AFAIK in a "consul datacenter" every agent must able to talk with eachother using the mesh protocol.
So, if you have multiple isolated VLANs with different webapps in each VLAN, you have to run a distinct "consul datacenter" in each VLAN.
I'd like a single fabio instance to be able to route trafic to the relevant VLANs. But for that it needs to discover the healthy services in the different "datacenters".
The feature will be very useful for us too!
We're currently doing something very similar with consul-template and HAProxy. We let consul-template loop over all services in all DCs and enumerate them all as server
lines under backend
sections. The services that are pulled from DCs NOT matching the local DC are added as backup
under the backend
block.
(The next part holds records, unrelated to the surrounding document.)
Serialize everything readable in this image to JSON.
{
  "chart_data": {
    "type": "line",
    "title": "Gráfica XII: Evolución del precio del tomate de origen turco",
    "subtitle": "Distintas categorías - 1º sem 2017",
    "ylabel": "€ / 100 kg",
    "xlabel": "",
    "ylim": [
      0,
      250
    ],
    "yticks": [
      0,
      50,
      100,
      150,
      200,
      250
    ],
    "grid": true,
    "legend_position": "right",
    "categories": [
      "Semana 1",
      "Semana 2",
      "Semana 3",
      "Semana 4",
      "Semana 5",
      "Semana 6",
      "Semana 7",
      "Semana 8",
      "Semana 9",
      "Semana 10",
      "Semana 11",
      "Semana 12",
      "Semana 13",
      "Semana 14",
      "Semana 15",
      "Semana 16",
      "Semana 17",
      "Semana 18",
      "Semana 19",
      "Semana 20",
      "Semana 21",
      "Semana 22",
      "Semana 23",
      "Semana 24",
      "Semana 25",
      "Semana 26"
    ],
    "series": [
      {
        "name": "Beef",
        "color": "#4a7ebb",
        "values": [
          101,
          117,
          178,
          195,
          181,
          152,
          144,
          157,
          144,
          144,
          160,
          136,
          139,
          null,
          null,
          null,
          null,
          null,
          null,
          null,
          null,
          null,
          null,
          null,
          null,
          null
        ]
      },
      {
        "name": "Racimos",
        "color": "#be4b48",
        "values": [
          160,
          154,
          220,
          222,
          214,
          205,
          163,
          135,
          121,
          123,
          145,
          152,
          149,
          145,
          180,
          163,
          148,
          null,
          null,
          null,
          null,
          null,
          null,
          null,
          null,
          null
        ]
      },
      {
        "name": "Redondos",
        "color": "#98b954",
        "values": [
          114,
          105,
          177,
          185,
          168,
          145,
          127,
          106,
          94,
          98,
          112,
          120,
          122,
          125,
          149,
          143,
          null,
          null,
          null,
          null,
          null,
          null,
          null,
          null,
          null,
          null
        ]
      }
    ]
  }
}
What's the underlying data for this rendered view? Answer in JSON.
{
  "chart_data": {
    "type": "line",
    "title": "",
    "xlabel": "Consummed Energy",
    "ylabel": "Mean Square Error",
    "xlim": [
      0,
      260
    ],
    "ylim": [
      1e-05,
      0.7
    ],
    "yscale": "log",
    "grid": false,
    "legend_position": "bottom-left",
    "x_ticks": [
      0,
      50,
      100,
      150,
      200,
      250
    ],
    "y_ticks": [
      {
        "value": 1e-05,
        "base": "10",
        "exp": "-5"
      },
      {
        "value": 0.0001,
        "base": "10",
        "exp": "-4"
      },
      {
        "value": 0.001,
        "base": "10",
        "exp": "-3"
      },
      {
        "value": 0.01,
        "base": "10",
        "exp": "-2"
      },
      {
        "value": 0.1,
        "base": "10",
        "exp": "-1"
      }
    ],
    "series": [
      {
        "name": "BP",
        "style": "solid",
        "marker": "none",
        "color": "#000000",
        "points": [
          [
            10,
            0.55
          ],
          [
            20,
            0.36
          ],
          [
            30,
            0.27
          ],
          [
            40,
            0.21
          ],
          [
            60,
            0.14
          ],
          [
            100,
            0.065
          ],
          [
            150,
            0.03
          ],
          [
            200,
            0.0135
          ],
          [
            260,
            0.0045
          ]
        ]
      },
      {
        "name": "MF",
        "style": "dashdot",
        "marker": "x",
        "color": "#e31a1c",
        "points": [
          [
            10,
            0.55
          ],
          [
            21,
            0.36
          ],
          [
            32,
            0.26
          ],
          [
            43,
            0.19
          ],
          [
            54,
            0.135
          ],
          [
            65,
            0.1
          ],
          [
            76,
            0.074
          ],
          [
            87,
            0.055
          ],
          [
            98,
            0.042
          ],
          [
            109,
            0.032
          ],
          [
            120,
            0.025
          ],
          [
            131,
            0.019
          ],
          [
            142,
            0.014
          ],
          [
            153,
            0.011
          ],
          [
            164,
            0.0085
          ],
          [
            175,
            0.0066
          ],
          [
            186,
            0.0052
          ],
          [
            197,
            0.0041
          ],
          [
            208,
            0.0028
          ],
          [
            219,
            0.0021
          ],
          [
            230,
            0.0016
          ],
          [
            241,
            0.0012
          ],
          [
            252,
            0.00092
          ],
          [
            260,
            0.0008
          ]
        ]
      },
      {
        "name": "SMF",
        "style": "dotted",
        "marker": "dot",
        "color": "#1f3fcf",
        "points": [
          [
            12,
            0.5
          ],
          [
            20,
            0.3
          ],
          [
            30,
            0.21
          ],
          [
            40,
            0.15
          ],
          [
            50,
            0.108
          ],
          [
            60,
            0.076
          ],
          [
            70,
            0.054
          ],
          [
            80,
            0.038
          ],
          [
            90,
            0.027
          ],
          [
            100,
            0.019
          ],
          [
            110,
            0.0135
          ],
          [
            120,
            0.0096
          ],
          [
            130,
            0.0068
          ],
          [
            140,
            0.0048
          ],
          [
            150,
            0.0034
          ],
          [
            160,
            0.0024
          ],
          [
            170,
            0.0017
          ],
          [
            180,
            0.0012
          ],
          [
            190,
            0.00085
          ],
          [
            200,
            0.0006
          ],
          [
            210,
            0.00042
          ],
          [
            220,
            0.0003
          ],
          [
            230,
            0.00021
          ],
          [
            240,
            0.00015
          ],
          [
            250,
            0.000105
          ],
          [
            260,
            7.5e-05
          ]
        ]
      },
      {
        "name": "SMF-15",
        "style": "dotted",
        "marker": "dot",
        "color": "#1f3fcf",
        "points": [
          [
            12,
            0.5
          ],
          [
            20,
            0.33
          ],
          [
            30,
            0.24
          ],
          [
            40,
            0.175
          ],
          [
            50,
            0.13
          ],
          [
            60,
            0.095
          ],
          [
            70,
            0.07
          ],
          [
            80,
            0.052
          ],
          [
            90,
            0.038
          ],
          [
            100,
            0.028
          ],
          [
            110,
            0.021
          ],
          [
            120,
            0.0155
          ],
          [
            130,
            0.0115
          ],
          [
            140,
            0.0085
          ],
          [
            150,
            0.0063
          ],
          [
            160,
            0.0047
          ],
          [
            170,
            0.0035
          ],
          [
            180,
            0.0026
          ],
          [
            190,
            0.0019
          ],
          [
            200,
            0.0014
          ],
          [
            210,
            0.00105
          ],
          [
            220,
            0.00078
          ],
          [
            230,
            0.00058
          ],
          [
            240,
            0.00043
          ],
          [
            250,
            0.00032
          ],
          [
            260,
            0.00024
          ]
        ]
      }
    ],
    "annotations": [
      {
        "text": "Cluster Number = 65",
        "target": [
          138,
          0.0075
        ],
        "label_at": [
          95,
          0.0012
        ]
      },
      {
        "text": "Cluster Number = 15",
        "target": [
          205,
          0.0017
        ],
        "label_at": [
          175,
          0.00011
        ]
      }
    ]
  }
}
This is in effect a combination of a few of the above suggestions listing all services and having a weight attribute.
@leprechau I've been looking at doing something similar with HAProxy. How did you go about configuring this?
@jralph The consul-template file we're using is on GitHub but I wouldn't wish the task of using and/or maintaining this beast on anyone. We're currently running fabio across our dev/qa/prod environments and trying to eliminate our HAProxy/consul-template implementation.
... and ...
https://github.com/myENA/consul-template-rpm/blob/master/consul-template-haproxy.md
It's probably not an exaggeration to say this is an abuse of consul-template but it does work and served us in a production environment for over two years.
@leprechau Thanks for the info. How did you get around fabio not supporting multi-datacenters?
@jralph We're planning on deploying all services in at least two datacenters.
@leprechau But fabio is unable to detect services in another dc, so services would only be able to find other services within their own dc when using fabio? If so, that makes sense. I've been experimenting today and decided to stick with services only talking to their local services, using public domains to access other services if needed.
For those looking to use HAProxy, 1.8 added the ability to dynamically change backend destinations based on DNS SRV records. Might simplify writing out config files via consul-template
Is fabio now supported?
I'd like something similar but different. I'd like to have a single consul cluster but to have multiple nomad clusters (and/or nomad datacenters and regions) to separate work loads. If I point fabio at the consul cluster I'd get all jobs from all nomad clusters. The only solution I can think of is to abuse -registry.consul.tagprefix
and give the different nomad clusters different prefixes.
I'm building DC (aka Availability Zone) fault-tolerant setup with fabio, consul and ECS on AWS. I'm using active-active setup with separate consul cluster (3 nodes each) per DC.
In this setup I have multiple fabio instances behind ELB and services are running in both DC's at the same time. ELB uses round robin to spread load across fabio instances and it uses fabio http port for healthcheck.
The problem here is that in case of DC outage I can't be sure all services are running in each DC, so I would like fabio to be multi-DC aware and spread load across DC's, so I would have my service available even if it's not running in some DC.
I've implemented proof-of-concept in my fork (https://github.com/LibertyGlobal/fabio), it's hardcoded and ugly but it works. Idea is to create multiple goroutines with blocking query for each consul DC and when blocking query is over to query rest of datacenters and create config.
I can make a better version of that if I know that it can be accepted to upstream. @magiconair are you interested in such feature in fabio or I'm doing it wrong?